«LA SITUATION SOCIALE EST FAVORABLE À DES AFFRONTEMENTS»
Le secrétaire général de la CNTS/FC s'exprime sur l'actualité sociopolitique nationale, dans un contexte tendu
Déclaration controversée du Président du 1er mai dernier, signature d’une convention collective dans le secteur du pétrole, état des lieux des accords dans le secteur de l’éducation, les premiers actes de la présidente du CESE Aminata Touré. Le secrétaire général de la CNTS/FC est revenu sur toutes ces questions dans cet entretien avec «L’As» avant d’alerter sur la situation sociale.
En quoi consiste cette convention collective des travailleurs du secteur du pétrole que vous venez de signer ?
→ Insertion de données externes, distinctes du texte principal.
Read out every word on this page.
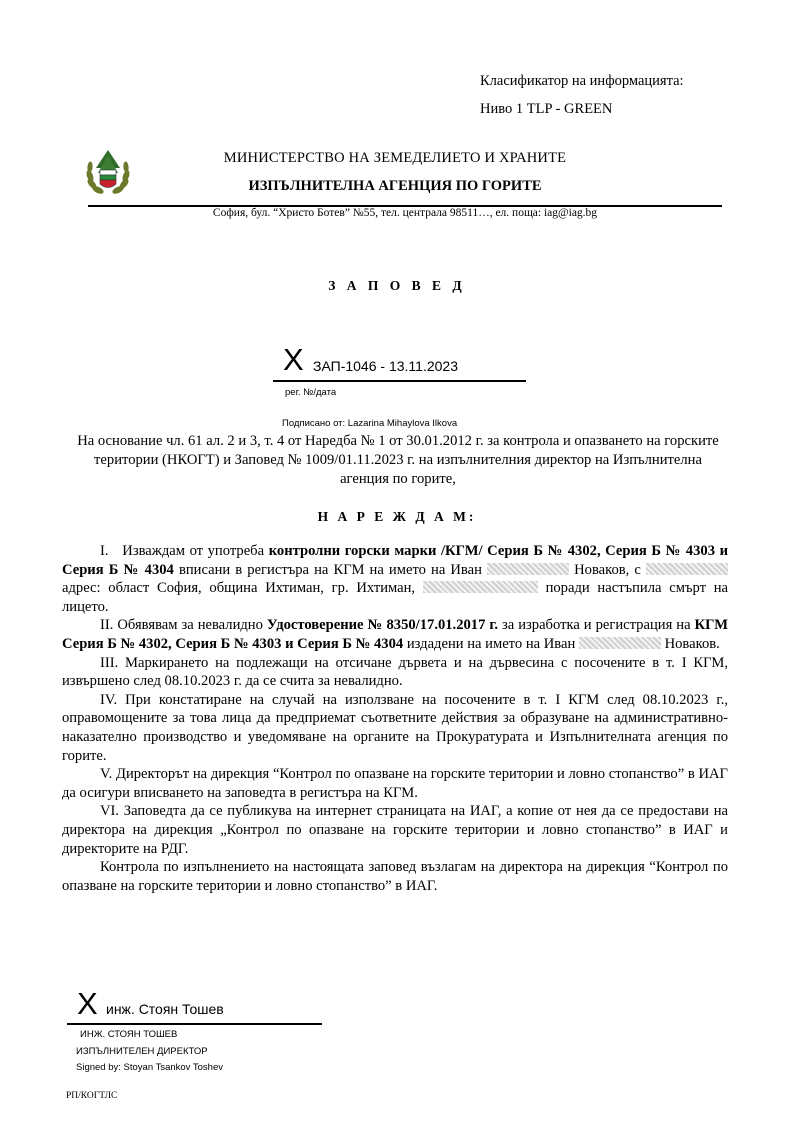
Класификатор на информацията:
Ниво 1 TLP - GREEN
МИНИСТЕРСТВО НА ЗЕМЕДЕЛИЕТО И ХРАНИТЕ
ИЗПЪЛНИТЕЛНА АГЕНЦИЯ ПО ГОРИТЕ
София, бул. “Христо Ботев” №55, тел. централа 98511…, ел. поща: iag@iag.bg
З А П О В Е Д
X ЗАП-1046 - 13.11.2023
рег. №/дата
Подписано от: Lazarina Mihaylova Ilkova
На основание чл. 61 ал. 2 и 3, т. 4 от Наредба № 1 от 30.01.2012 г. за контрола и опазването на горските територии (НКОГТ) и Заповед № 1009/01.11.2023 г. на изпълнителния директор на Изпълнителна агенция по горите,
Н А Р Е Ж Д А М:

I. Изваждам от употреба контролни горски марки /КГМ/ Серия Б № 4302, Серия Б № 4303 и Серия Б № 4304 вписани в регистъра на КГМ на името на Иван	Новаков, с  адрес: област София, община Ихтиман, гр. Ихтиман,	поради настъпила смърт на лицето.

II. Обявявам за невалидно Удостоверение № 8350/17.01.2017 г. за изработка и регистрация на КГМ Серия Б № 4302, Серия Б № 4303 и Серия Б № 4304 издадени на името на Иван	Новаков.

III. Маркирането на подлежащи на отсичане дървета и на дървесина с посочените в т. I КГМ, извършено след 08.10.2023 г. да се счита за невалидно.

IV. При констатиране на случай на използване на посочените в т. I КГМ след 08.10.2023 г., оправомощените за това лица да предприемат съответните действия за образуване на административно-наказателно производство и уведомяване на органите на Прокуратурата и Изпълнителната агенция по горите.

V. Директорът на дирекция “Контрол по опазване на горските територии и ловно стопанство” в ИАГ да осигури вписването на заповедта в регистъра на КГМ.

VI. Заповедта да се публикува на интернет страницата на ИАГ, а копие от нея да се предостави на директора на дирекция „Контрол по опазване на горските територии и ловно стопанство” в ИАГ и директорите на РДГ.

Контрола по изпълнението на настоящата заповед възлагам на директора на дирекция “Контрол по опазване на горските територии и ловно стопанство” в ИАГ.

X инж. Стоян Тошев
ИНЖ. СТОЯН ТОШЕВ
ИЗПЪЛНИТЕЛЕН ДИРЕКТОР
Signed by: Stoyan Tsankov Toshev
РП/КОГТЛС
Nous venons il y a deux semaines de signer la convention collective de la branche pétrole et gaz. C’est un travail qui a duré presque 3 ans de négociations et nous venons enfin de conclure la convention pour le pétrole. Une première au Sénégal qui règle en fait beaucoup de problèmes à l’orée de l’économie pétrolière que nous allons connaitre. Donc, il était extrêmement important avant d’engager cette économie pétrolière, de régler la question des textes qui régissent le dialogue social dans le secteur du pétrole étant entendu que le syndicat du secteur du pétrole est un syndicat historiquement responsable, qui a toujours initié des procédures de dialogue social. Il apaise le secteur, parce que nous savons que c’est un secteur stratégique de notre économie nationale. C’est un secteur qui a besoin de stabilité mais également de partager correctement la croissance générée par les travailleurs. C’est la raison pour laquelle, nous avons dans un premier temps négocié ce qu’on appelle l’indexation du coût de la vie au salaire. Cela veut dire deux fois par an, on calculait l’inflation et indexait les salaires à l’inflation. C’est une forme de négociation qui nous épargne de celles sur les augmentations de salaire. Nous avons réussi également ce qu’on appelle le pacte social.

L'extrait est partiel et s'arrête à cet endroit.